Wednesday afternoon, I wrote about a letter that Rep. Darrell Issa sent to Kathleen Sebelius office inquiring about the status of unimplemented Inspector General recommendations and whether her department’s energy had been misused lobbying for health care. Wrote Issa:
“A list of unimplemented recommendations recently released by your department’s inspector general have raised troubling questions about your department’s lack of focus on addressing waste, fraud and abuse of taxpayer funds,” Issa wrote.
The list in reference is the annual Compendium of Unimplemented Office of Inspector General Recommendations, released by DHHS Inspector General Daniel R. Levinson. According to Issa’s letter, “The list contains 86 significant outstanding recommendations that if implemented,” could result in “12.2 billion in savings … with over $8.7 billion coming from Medicare and Medicaid ‘Priority Recommendations’ alone.”
While 33 of the recommendations are new, 53 of the recommendations are from Obama’s first year in office.

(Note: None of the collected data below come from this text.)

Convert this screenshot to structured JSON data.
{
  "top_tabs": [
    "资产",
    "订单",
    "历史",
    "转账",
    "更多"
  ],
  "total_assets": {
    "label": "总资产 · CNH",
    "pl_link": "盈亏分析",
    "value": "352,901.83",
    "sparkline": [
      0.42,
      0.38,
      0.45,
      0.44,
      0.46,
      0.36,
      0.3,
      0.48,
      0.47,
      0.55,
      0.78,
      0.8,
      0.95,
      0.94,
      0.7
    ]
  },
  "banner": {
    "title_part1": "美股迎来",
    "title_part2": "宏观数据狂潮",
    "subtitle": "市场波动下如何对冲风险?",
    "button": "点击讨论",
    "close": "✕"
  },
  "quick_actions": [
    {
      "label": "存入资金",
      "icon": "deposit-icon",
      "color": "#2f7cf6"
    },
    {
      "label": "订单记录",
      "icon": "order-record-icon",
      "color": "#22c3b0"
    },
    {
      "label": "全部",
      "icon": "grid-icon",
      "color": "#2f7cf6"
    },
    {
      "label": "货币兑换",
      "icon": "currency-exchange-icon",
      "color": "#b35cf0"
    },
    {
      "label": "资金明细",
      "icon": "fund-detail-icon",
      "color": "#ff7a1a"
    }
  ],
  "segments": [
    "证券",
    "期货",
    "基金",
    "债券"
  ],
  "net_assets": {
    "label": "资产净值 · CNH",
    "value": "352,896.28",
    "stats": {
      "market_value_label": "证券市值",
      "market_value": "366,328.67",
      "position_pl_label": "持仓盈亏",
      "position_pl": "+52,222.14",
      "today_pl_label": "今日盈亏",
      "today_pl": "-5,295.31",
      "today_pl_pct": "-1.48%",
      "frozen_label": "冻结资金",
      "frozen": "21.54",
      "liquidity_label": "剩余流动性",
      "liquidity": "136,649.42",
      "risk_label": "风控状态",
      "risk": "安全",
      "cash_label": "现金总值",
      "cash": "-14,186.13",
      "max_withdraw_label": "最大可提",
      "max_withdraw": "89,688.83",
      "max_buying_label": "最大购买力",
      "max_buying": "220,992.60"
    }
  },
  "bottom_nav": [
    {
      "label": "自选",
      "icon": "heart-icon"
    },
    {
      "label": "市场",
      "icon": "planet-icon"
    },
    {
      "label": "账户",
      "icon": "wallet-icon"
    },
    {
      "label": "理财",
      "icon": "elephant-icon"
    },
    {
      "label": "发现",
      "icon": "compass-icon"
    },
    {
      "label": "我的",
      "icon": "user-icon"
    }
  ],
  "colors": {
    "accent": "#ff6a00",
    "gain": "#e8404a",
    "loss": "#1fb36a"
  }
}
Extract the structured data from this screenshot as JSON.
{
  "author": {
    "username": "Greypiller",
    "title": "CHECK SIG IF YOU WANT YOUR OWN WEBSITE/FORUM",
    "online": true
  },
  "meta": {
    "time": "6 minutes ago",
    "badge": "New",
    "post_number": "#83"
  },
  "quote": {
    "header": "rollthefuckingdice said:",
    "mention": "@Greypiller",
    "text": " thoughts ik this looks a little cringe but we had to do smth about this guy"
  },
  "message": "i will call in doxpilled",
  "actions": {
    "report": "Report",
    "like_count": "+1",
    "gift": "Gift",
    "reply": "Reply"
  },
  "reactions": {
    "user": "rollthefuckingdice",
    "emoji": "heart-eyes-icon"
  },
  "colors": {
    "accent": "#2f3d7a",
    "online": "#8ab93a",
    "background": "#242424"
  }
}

“The previous year’s Compendium of Unimplemented Office of Inspector General Recommendations (released May 2009), contained 63 such recommendations,” reads Issa’s letter. “Disturbingly, only 10 of these 63 significant IG recommendations from 2008 appear to have been either fully implemented by this administration during its first year in office or deemed no longer relevant by the IG – the other 53 appear again on this year’s report. I would remind you that under the Inspector General Act, federal agencies are supposed to complete final action on IG recommendations within one year.”
Issa’s letter then asks whether “the significant amount of time spent by senior officials” in the DHHS “lobbying for the president’s government health-care proposal raises important questions about whether these activities have distracted efforts to root out waste, fraud, and abuse.”